Es geht um sehr viel Geld...

Innauer räumte ein, dass auch ein kleines technisches Fehlverhalten zu Morgensterns Sturz beigetragen habe. Genau wie für die nationalen Organisatoren (ein Weltcupspringen kostet bis zu 500.000 Euro), das Fernsehen (RTL zahlt für die Übertragungsrechte der deutschen Weltcups 15 Millionen Euro pro Jahr) oder die Jury (Hofer trägt bunte Sponsorenaufschriften) geht es auch für die Springer um viel Geld. Ein Weltcupsieg bringt einem deutschen Flieger knapp 30.000 Euro Prämien allein vom nationalen und internationalen Verband – da geht man schon mal zu viel Risiko ein.

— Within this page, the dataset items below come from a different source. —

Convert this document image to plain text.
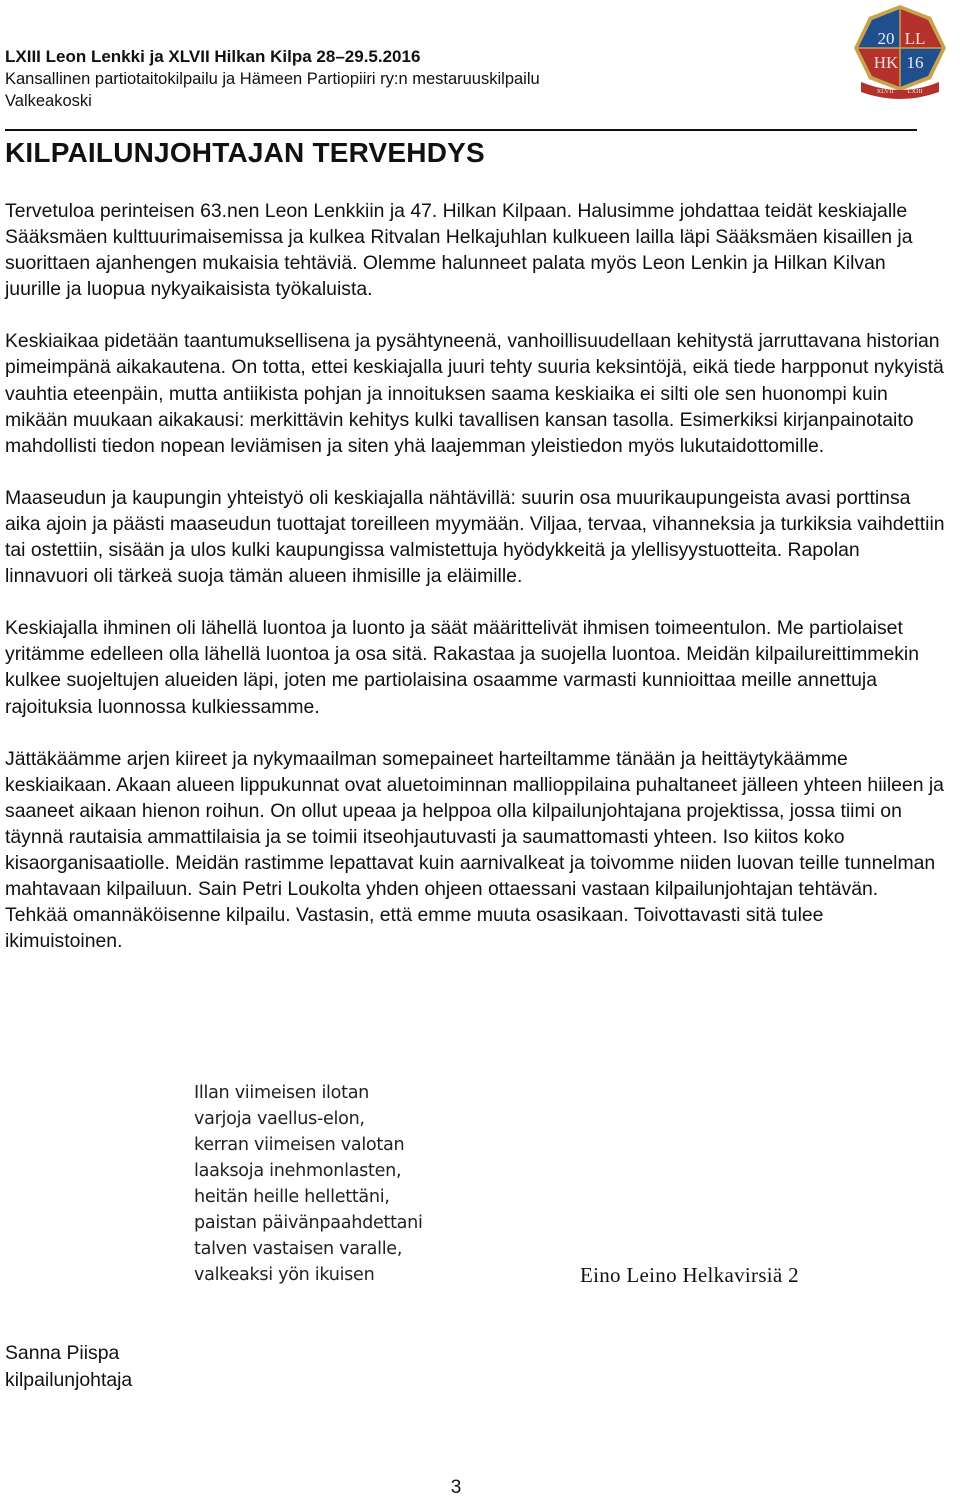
LXIII Leon Lenkki ja XLVII Hilkan Kilpa 28–29.5.2016
Kansallinen partiotaitokilpailu ja Hämeen Partiopiiri ry:n mestaruuskilpailu
Valkeakoski
20 LL
HK 16
XLVII LXIII
KILPAILUNJOHTAJAN TERVEHDYS

Tervetuloa perinteisen 63.nen Leon Lenkkiin ja 47. Hilkan Kilpaan. Halusimme johdattaa teidät keskiajalle Sääksmäen kulttuurimaisemissa ja kulkea Ritvalan Helkajuhlan kulkueen lailla läpi Sääksmäen kisaillen ja suorittaen ajanhengen mukaisia tehtäviä. Olemme halunneet palata myös Leon Lenkin ja Hilkan Kilvan juurille ja luopua nykyaikaisista työkaluista.

Keskiaikaa pidetään taantumuksellisena ja pysähtyneenä, vanhoillisuudellaan kehitystä jarruttavana historian pimeimpänä aikakautena. On totta, ettei keskiajalla juuri tehty suuria keksintöjä, eikä tiede harpponut nykyistä vauhtia eteenpäin, mutta antiikista pohjan ja innoituksen saama keskiaika ei silti ole sen huonompi kuin mikään muukaan aikakausi: merkittävin kehitys kulki tavallisen kansan tasolla. Esimerkiksi kirjanpainotaito mahdollisti tiedon nopean leviämisen ja siten yhä laajemman yleistiedon myös lukutaidottomille.

Maaseudun ja kaupungin yhteistyö oli keskiajalla nähtävillä: suurin osa muurikaupungeista avasi porttinsa aika ajoin ja päästi maaseudun tuottajat toreilleen myymään. Viljaa, tervaa, vihanneksia ja turkiksia vaihdettiin tai ostettiin, sisään ja ulos kulki kaupungissa valmistettuja hyödykkeitä ja ylellisyystuotteita. Rapolan linnavuori oli tärkeä suoja tämän alueen ihmisille ja eläimille.

Keskiajalla ihminen oli lähellä luontoa ja luonto ja säät määrittelivät ihmisen toimeentulon. Me partiolaiset yritämme edelleen olla lähellä luontoa ja osa sitä. Rakastaa ja suojella luontoa. Meidän kilpailureittimmekin kulkee suojeltujen alueiden läpi, joten me partiolaisina osaamme varmasti kunnioittaa meille annettuja rajoituksia luonnossa kulkiessamme.

Jättäkäämme arjen kiireet ja nykymaailman somepaineet harteiltamme tänään ja heittäytykäämme keskiaikaan. Akaan alueen lippukunnat ovat aluetoiminnan mallioppilaina puhaltaneet jälleen yhteen hiileen ja saaneet aikaan hienon roihun. On ollut upeaa ja helppoa olla kilpailunjohtajana projektissa, jossa tiimi on täynnä rautaisia ammattilaisia ja se toimii itseohjautuvasti ja saumattomasti yhteen. Iso kiitos koko kisaorganisaatiolle. Meidän rastimme lepattavat kuin aarnivalkeat ja toivomme niiden luovan teille tunnelman mahtavaan kilpailuun. Sain Petri Loukolta yhden ohjeen ottaessani vastaan kilpailunjohtajan tehtävän. Tehkää omannäköisenne kilpailu. Vastasin, että emme muuta osasikaan. Toivottavasti sitä tulee ikimuistoinen.

Illan viimeisen ilotan
varjoja vaellus-elon,
kerran viimeisen valotan
laaksoja inehmonlasten,
heitän heille hellettäni,
paistan päivänpaahdettani
talven vastaisen varalle,
valkeaksi yön ikuisen	Eino Leino Helkavirsiä 2
Sanna Piispa
kilpailunjohtaja
3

Auch wenn Leitfiguren wie die Weltmeister Martin Schmitt oder Martin Höllwarth in Kuusamo offen über einen Springerstreik nachdachten, wagten sie am Ende wie alle anderen doch das riskante Spiel, bei dem es durchaus um Leben oder Tod gehen kann. "Jeder glaubt, er zieht das große Los in der Lotterie. Aber es gibt auch Nieten und es gibt gefährliche Lose", meint Innauer. Wolfgang Steiert bestätigt, dass es keine Solidarität unter Trainern oder Springern mehr gibt: "Jeder denkt nur noch daran, dass einer von seinen Leuten vorn ist." Immerhin zeigte der deutsche Chef als einziger internationaler Coach Verantwortung, als er Team-Olympiasieger Stephan Hocke kurz vor Morgensterns Sturz aus dem Wettbewerb nahm.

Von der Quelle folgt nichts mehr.